Sensitivity of ODE Solutions and Quantities of Interest with Respect to Component Functions in the Dynamics
Jonathan R. Cangelosi, Matthias Heinkenschloss
TL;DR
This work develops a rigorous sensitivity framework for ODEs with state-dependent component functions by casting the IVP in a Carathéodory setting and applying the Implicit Function Theorem to prove continuous Fréchet differentiability of the solution with respect to the component function $\mathbf{g}$. It introduces Fréchet differentiability of the governing Nemytskii operator and derives sensitivity equations for $\mathbf{x}$ and QoIs, along with adjoint-formulations.
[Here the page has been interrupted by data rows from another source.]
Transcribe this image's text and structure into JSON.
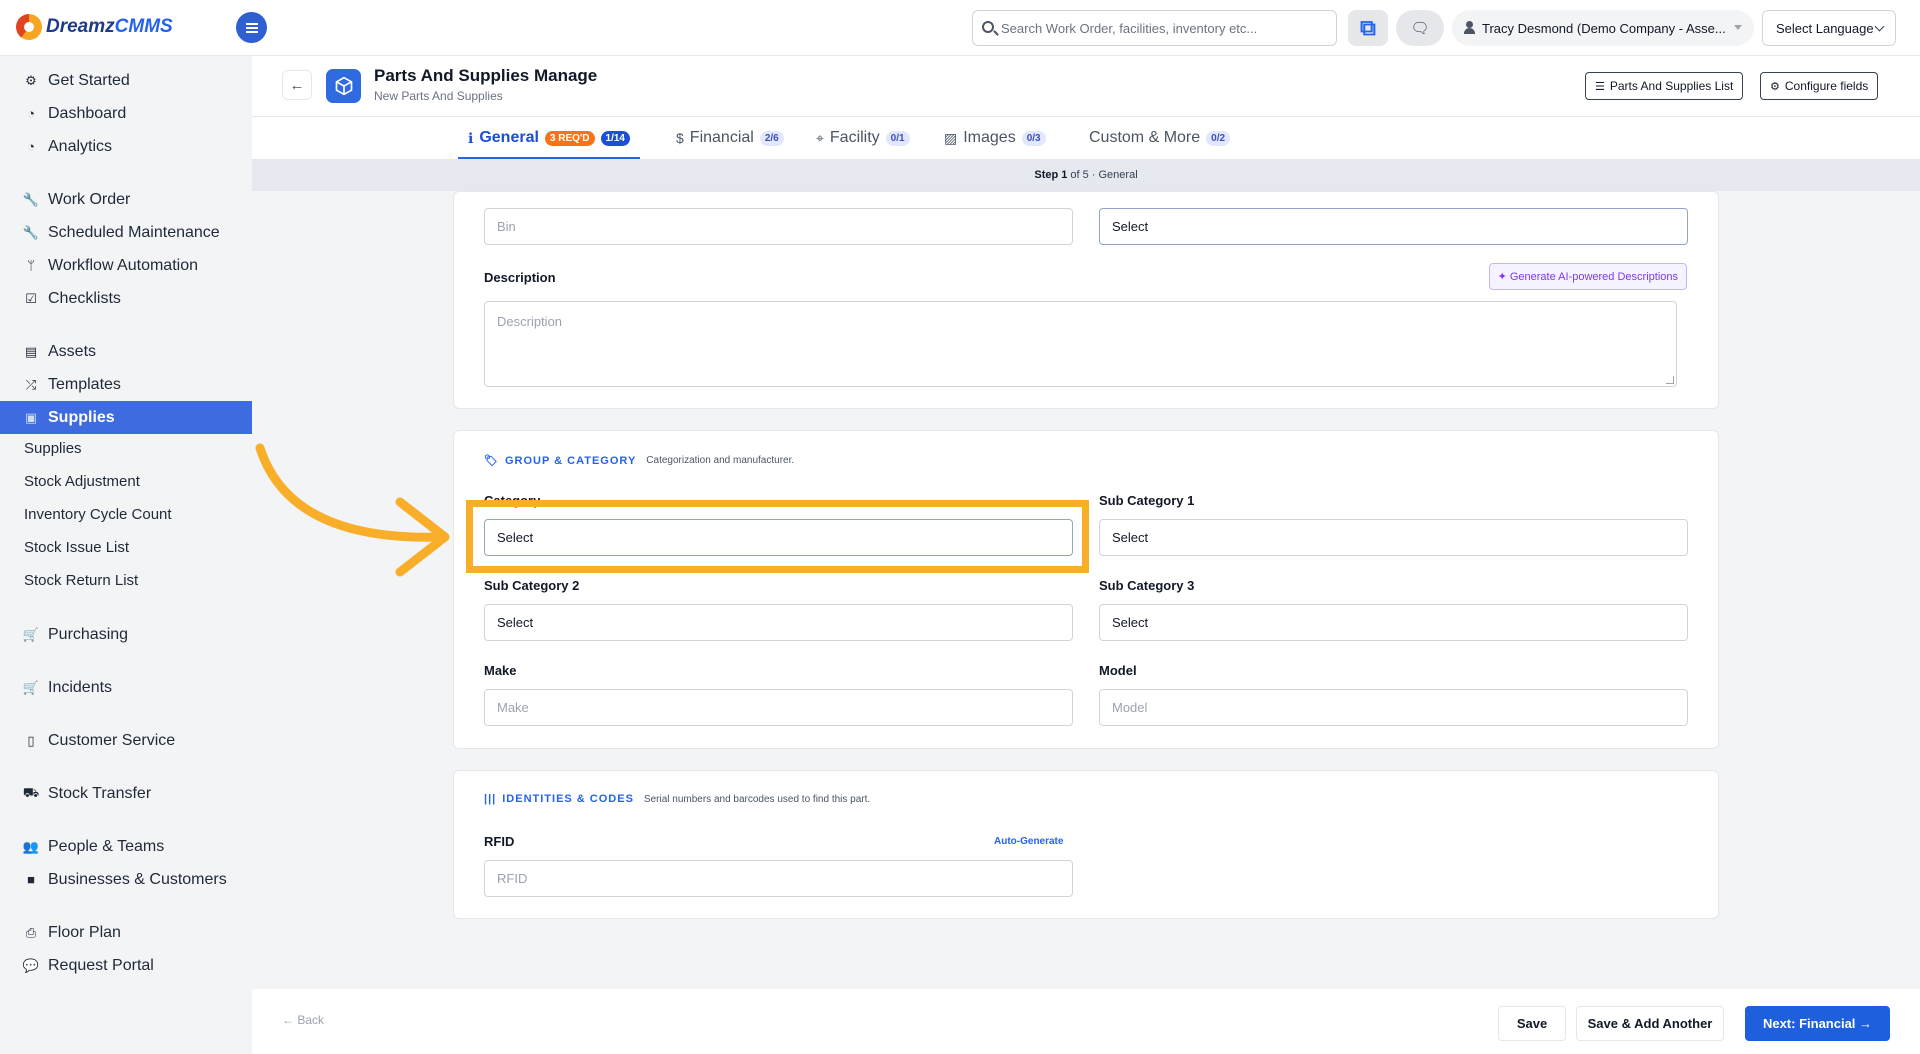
{
  "app": {
    "logo_text_a": "Dreamz",
    "logo_text_b": "CMMS"
  },
  "topbar": {
    "search_placeholder": "Search Work Order, facilities, inventory etc...",
    "user_name": "Tracy Desmond (Demo Company - Asse...",
    "language": "Select Language"
  },
  "sidebar": {
    "items": [
      {
        "label": "Get Started",
        "icon": "gears-icon"
      },
      {
        "label": "Dashboard",
        "icon": "gauge-icon"
      },
      {
        "label": "Analytics",
        "icon": "gauge-icon"
      },
      {
        "label": "Work Order",
        "icon": "wrench-icon"
      },
      {
        "label": "Scheduled Maintenance",
        "icon": "wrench-icon"
      },
      {
        "label": "Workflow Automation",
        "icon": "branch-icon"
      },
      {
        "label": "Checklists",
        "icon": "checkbox-icon"
      },
      {
        "label": "Assets",
        "icon": "archive-icon"
      },
      {
        "label": "Templates",
        "icon": "shuffle-icon"
      },
      {
        "label": "Supplies",
        "icon": "briefcase-icon"
      },
      {
        "label": "Supplies",
        "icon": ""
      },
      {
        "label": "Stock Adjustment",
        "icon": ""
      },
      {
        "label": "Inventory Cycle Count",
        "icon": ""
      },
      {
        "label": "Stock Issue List",
        "icon": ""
      },
      {
        "label": "Stock Return List",
        "icon": ""
      },
      {
        "label": "Purchasing",
        "icon": "cart-icon"
      },
      {
        "label": "Incidents",
        "icon": "cart-icon"
      },
      {
        "label": "Customer Service",
        "icon": "file-icon"
      },
      {
        "label": "Stock Transfer",
        "icon": "truck-icon"
      },
      {
        "label": "People & Teams",
        "icon": "users-icon"
      },
      {
        "label": "Businesses & Customers",
        "icon": "video-icon"
      },
      {
        "label": "Floor Plan",
        "icon": "printer-icon"
      },
      {
        "label": "Request Portal",
        "icon": "comment-icon"
      }
    ]
  },
  "header": {
    "title": "Parts And Supplies Manage",
    "subtitle": "New Parts And Supplies",
    "list_button": "Parts And Supplies List",
    "configure_button": "Configure fields"
  },
  "tabs": [
    {
      "label": "General",
      "badge_req": "3 REQ'D",
      "badge_count": "1/14"
    },
    {
      "label": "Financial",
      "badge_count": "2/6"
    },
    {
      "label": "Facility",
      "badge_count": "0/1"
    },
    {
      "label": "Images",
      "badge_count": "0/3"
    },
    {
      "label": "Custom & More",
      "badge_count": "0/2"
    }
  ],
  "stepbar": {
    "step": "Step 1",
    "rest": "of 5 · General"
  },
  "general_card": {
    "bin_placeholder": "Bin",
    "status_value": "Select",
    "description_label": "Description",
    "description_placeholder": "Description",
    "ai_button": "✦ Generate AI-powered Descriptions"
  },
  "group_category": {
    "title": "GROUP & CATEGORY",
    "desc": "Categorization and manufacturer.",
    "category_label": "Category",
    "category_value": "Select",
    "sub1_label": "Sub Category 1",
    "sub1_value": "Select",
    "sub2_label": "Sub Category 2",
    "sub2_value": "Select",
    "sub3_label": "Sub Category 3",
    "sub3_value": "Select",
    "make_label": "Make",
    "make_placeholder": "Make",
    "model_label": "Model",
    "model_placeholder": "Model"
  },
  "identities": {
    "title": "IDENTITIES & CODES",
    "desc": "Serial numbers and barcodes used to find this part.",
    "rfid_label": "RFID",
    "auto_generate": "Auto-Generate",
    "rfid_placeholder": "RFID"
  },
  "footer": {
    "back": "← Back",
    "save": "Save",
    "save_add": "Save & Add Another",
    "next": "Next: Financial →"
  },
  "colors": {
    "accent": "#2563eb",
    "highlight": "#f8ae28",
    "active_nav": "#3f6be0"
  }
}
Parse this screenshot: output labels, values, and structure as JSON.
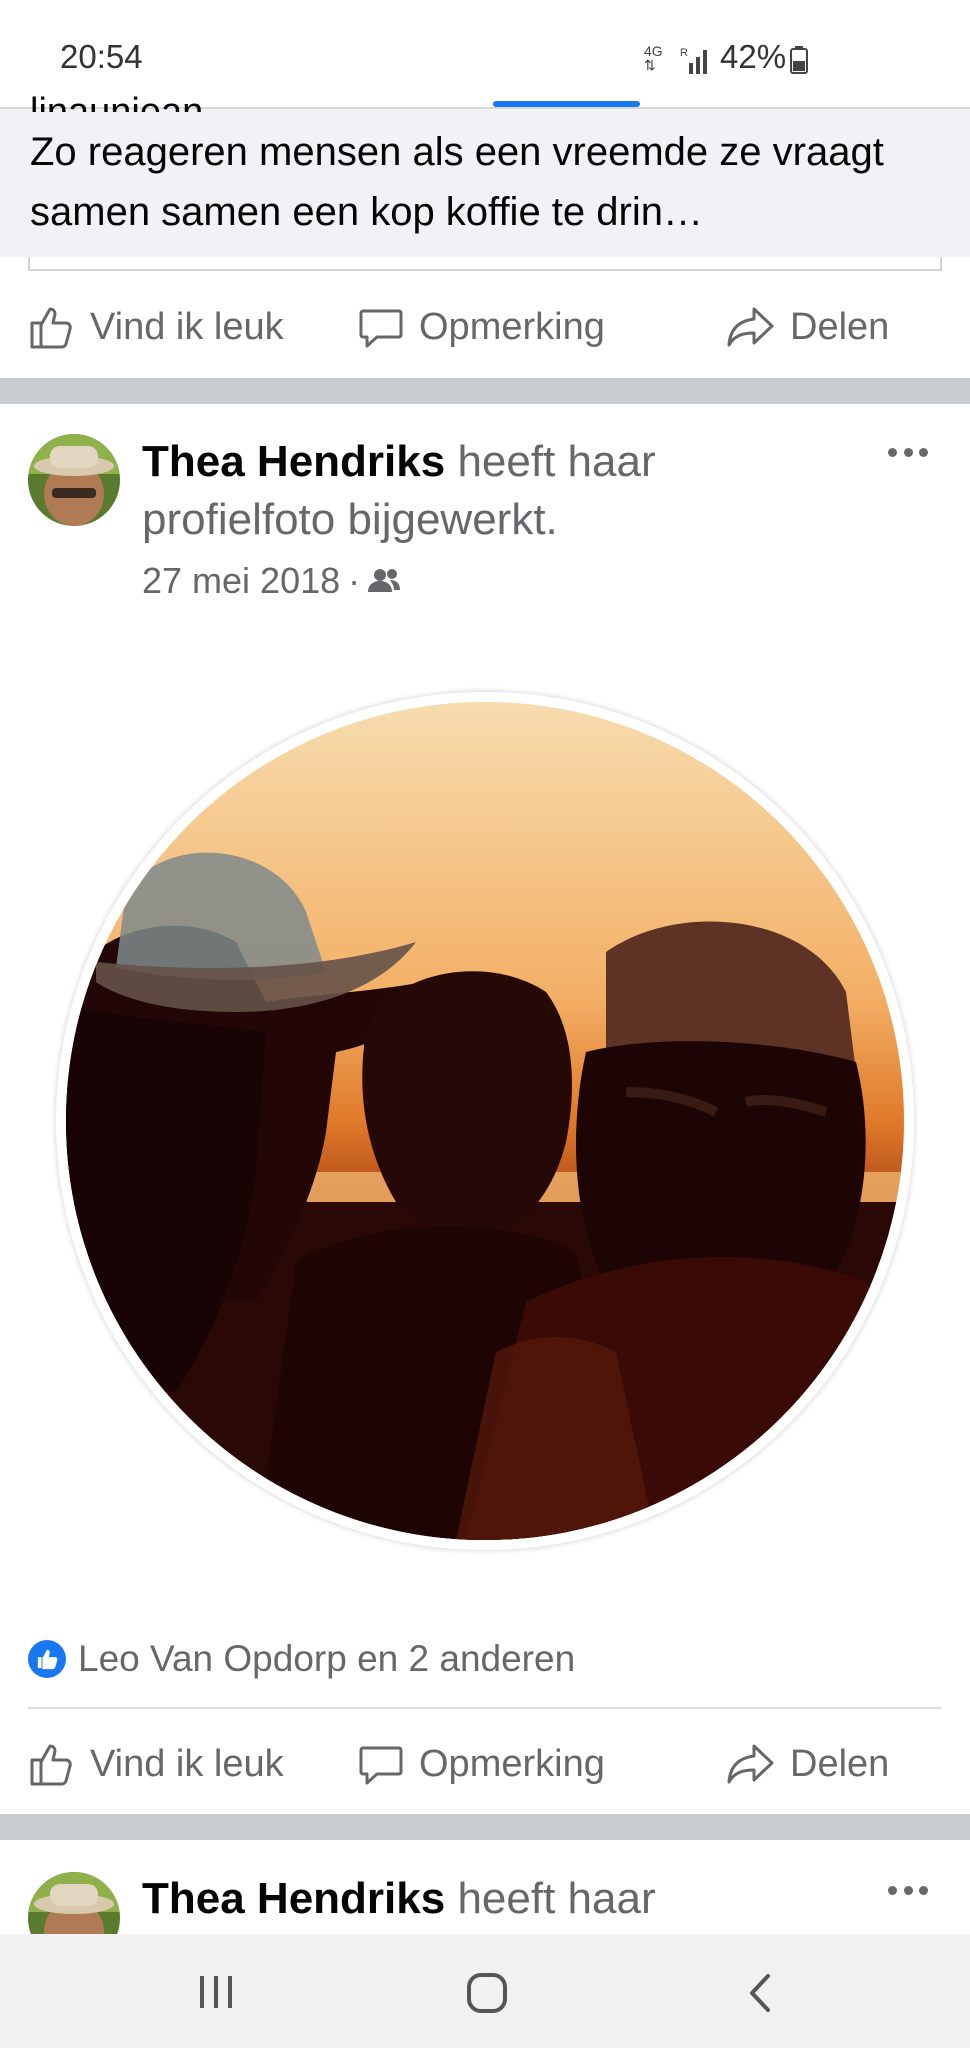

Using these differentiability results, the authors derive new sensitivity-based error bounds for both the ODE solution and QoI when $\mathbf{g}$ is perturbed, which often outperform classical Grönwall-type estimates. They validate the approach on hypersonic-vehicle trajectory simulations and Zermelo’s problem, demonstrating tight, computable bounds that facilitate surrogate-model refinement and uncertainty quantification in dynamical systems.
Abstract
This work analyzes the sensitivities of the solution of a system of ordinary differential equations (ODEs) and a corresponding quantity of interest (QoI) to perturbations in a state-dependent component function that appears in the governing ODEs. This extends existing ODE sensitivity results, which consider the sensitivity of the ODE solution with respect to state-independent parameters. It is shown that with Carathéodory-type assumptions on the ODEs, the Implicit Function Theorem can be applied to establish continuous Fréchet differentiability of the ODE solution with respect to the component function. These sensitivities are used to develop new estimates for the change in the ODE solution or QoI when the component function is perturbed. In applications, this new sensitivity-based bound on the ODE solution or QoI error is often much tighter than classical Gronwall-type error bounds. The sensitivity-based error bounds are applied to Zermelo's problem and to a trajectory simulation for a hypersonic vehicle.